A notable issue with deep neural networks is that they are sensitive to noise within input data and often require extensive training data to perform robustly (Kim et al. [2016]). In order to achieve robustness even in noisy data an idea to randomly vary on the connectivity architecture of the autoencoder is shown to obtain significantly better performance. Autoencoder ensembles consisting of various randomly connected autoencoders are experimented by Chen et al. [2017] to achieve promising results on several benchmark datasets. The ensemble approaches are still an active area of research which has been shown to produce improved diversity, thus avoid overfitting problem while reducing training time.
深度神经网络的一个显着问题是,它们对输入数据中的噪声敏感,并且通常需要大量的训练数据才能稳健地执行(Kim等人[2016])。为了即使在嘈杂的数据中也能实现鲁棒性,随机改变自动编码器的连通性结构的思想被证明可以获得更好的性能。Chen等人[2017]对由各种随机连接的自动编码器组成的自动编码器集成进行了实验,在多个基准数据集上取得可喜的结果。集成方法仍然是一个活跃的研究领域,已被证明可以产生更好的多样性,从而避免过度拟合的问题,同时减少了训练时间。
Several anomaly detection algorithms based on clustering have been proposed in literature (Ester et al. [1996]). Clustering involves grouping together similar patterns based on features extracted detect new anomalies. The time and space complexity grows linearly with number of classes to be clustered (Sreekanth et al. [2010]), which renders the clustering based anomaly detection prohibitive for real-time practical applications. The dimensionality of the input data is reduced extracting features within the hidden layers of deep neural network which ensures scalability for complex and high dimensional datasets. Deep learning enabled clustering approach anomaly detection utilizes e.g word2vec (Mikolov et al. [2013]) models to get the semantical presentations of normal data and anomalies to form clusters and detect outliers (Yuan et al. [2017]). Several works rely on variants of hybrid models along with auto-encoders for obtaining representative features for clustering to find anomalies.

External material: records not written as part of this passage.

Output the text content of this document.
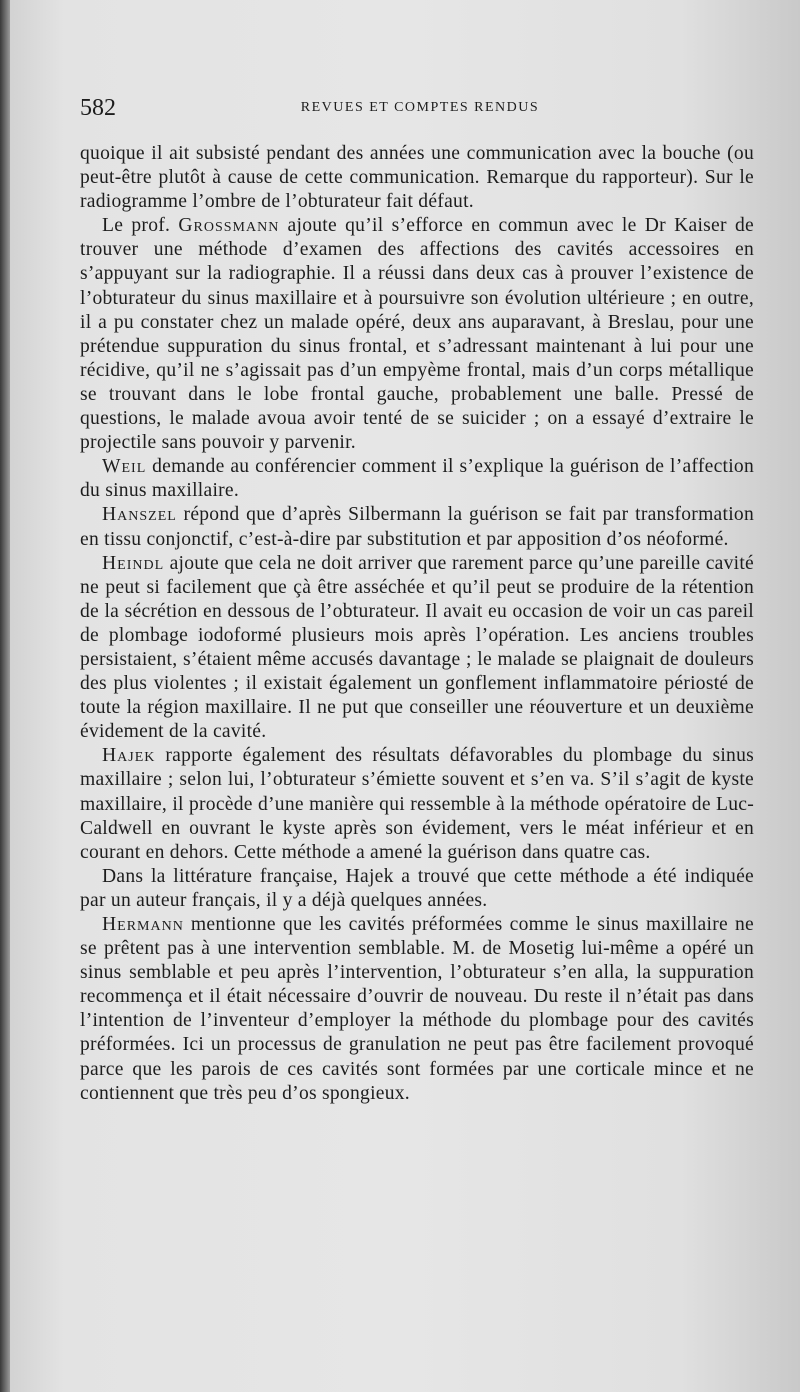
582	REVUES ET COMPTES RENDUS

quoique il ait subsisté pendant des années une communication avec la bouche (ou peut-être plutôt à cause de cette communication. Remarque du rapporteur). Sur le radiogramme l’ombre de l’obturateur fait défaut.

Le prof. Grossmann ajoute qu’il s’efforce en commun avec le Dr Kaiser de trouver une méthode d’examen des affections des cavités accessoires en s’appuyant sur la radiographie. Il a réussi dans deux cas à prouver l’existence de l’obturateur du sinus maxillaire et à poursuivre son évolution ultérieure ; en outre, il a pu constater chez un malade opéré, deux ans auparavant, à Breslau, pour une prétendue suppuration du sinus frontal, et s’adressant maintenant à lui pour une récidive, qu’il ne s’agissait pas d’un empyème frontal, mais d’un corps métallique se trouvant dans le lobe frontal gauche, probablement une balle. Pressé de questions, le malade avoua avoir tenté de se suicider ; on a essayé d’extraire le projectile sans pouvoir y parvenir.

Weil demande au conférencier comment il s’explique la guérison de l’affection du sinus maxillaire.

Hanszel répond que d’après Silbermann la guérison se fait par transformation en tissu conjonctif, c’est-à-dire par substitution et par apposition d’os néoformé.

Heindl ajoute que cela ne doit arriver que rarement parce qu’une pareille cavité ne peut si facilement que çà être asséchée et qu’il peut se produire de la rétention de la sécrétion en dessous de l’obturateur. Il avait eu occasion de voir un cas pareil de plombage iodoformé plusieurs mois après l’opération. Les anciens troubles persistaient, s’étaient même accusés davantage ; le malade se plaignait de douleurs des plus violentes ; il existait également un gonflement inflammatoire périosté de toute la région maxillaire. Il ne put que conseiller une réouverture et un deuxième évidement de la cavité.

Hajek rapporte également des résultats défavorables du plombage du sinus maxillaire ; selon lui, l’obturateur s’émiette souvent et s’en va. S’il s’agit de kyste maxillaire, il procède d’une manière qui ressemble à la méthode opératoire de Luc-Caldwell en ouvrant le kyste après son évidement, vers le méat inférieur et en courant en dehors. Cette méthode a amené la guérison dans quatre cas.

Dans la littérature française, Hajek a trouvé que cette méthode a été indiquée par un auteur français, il y a déjà quelques années.

Hermann mentionne que les cavités préformées comme le sinus maxillaire ne se prêtent pas à une intervention semblable. M. de Mosetig lui-même a opéré un sinus semblable et peu après l’intervention, l’obturateur s’en alla, la suppuration recommença et il était nécessaire d’ouvrir de nouveau. Du reste il n’était pas dans l’intention de l’inventeur d’employer la méthode du plombage pour des cavités préformées. Ici un processus de granulation ne peut pas être facilement provoqué parce que les parois de ces cavités sont formées par une corticale mince et ne contiennent que très peu d’os spongieux.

文献中提出了几种基于聚类的异常检测算法(Ester et al.[1996])。聚类涉及到根据提取的特征将相似的模式组合在一起以检测新的异常。时间和空间复杂度随待聚类的数量线性增长(Sreekanth等人[2010]),这使得基于聚类的异常检测无法用于实时实际应用。减少了输入数据的维数,在深层神经网络的隐藏层中提取特征,保证了复杂高维数据集的可扩展性。基于深度学习的聚类异常检测方法,如word2vec (Mikolov et al.[2013])对正常数据和异常数据进行语义表示,形成聚类并检测离群值(Yuan et al.[2017])。一些工作依赖于混合模型的变体和自动编码器,以获得有代表性的特性,用于聚类以发现异常。
Deep reinforcement learning (DRL) methods have attracted significant interest due to its ability to learn complex behaviors in high-dimensional data space. Efforts to detect anomalies using deep reinforcement learning have been proposed by de La Bourdonnaye et al. [2017], Chengqiang Huang [2016]. The DRL based anomaly detector does not consider any assumption about the concept of the anomaly, the detector identifies new anomalies by consistently enhancing its knowledge through reward signals accumulated. DRL based anomaly detection is a very novel concept which requires further investigation and identification of the research gap and its applications.
深度强化学习(Deep reinforcement learning, DRL)方法因其在高维数据空间中学习复杂行为的能力而备受关注。de La Bourdonnaye等[2017]、Huang Chengqiang[2016]提出了利用深度强化学习检测异常的方法。基于DRL的异常检测器不考虑任何关于异常概念的假设,检测器通过不断积累的奖励信号增强其知识来识别新的异常。基于DRL的异常检测是一个非常新颖的概念,需要进一步研究和识别其研究缺口及其应用。
Hilbert transform is a statistical signal processing technique which derives the analytic representation of a real-valued signal. This property is leveraged by (Kanarachos et al. [2015]) for real-time detection of anomalies in health-related time series dataset and is shown to be a very promising technique. The algorithm combines the ability of wavelet analysis, neural networks and Hilbert transform in a sequential manner to detect real-time anomalies. The topic of statistical techniques DAD techniques requires further investigation to understand their potential and applicability for anomaly detections fully.
希尔伯特变换是一种统计信号处理技术,它推导出实值信号的解析表达式。该属性被(Kanarachos等人[2015])用于实时检测健康相关时间序列数据集中的异常,并被证明是一种非常有前景的技术。该算法结合了小波分析、神经网络和希尔伯特变换的能力,以序列的方式检测实时异常。统计技术这一主题下的DAD技术需要进一步研究,以充分了解其在异常检测方面的潜力和适用性。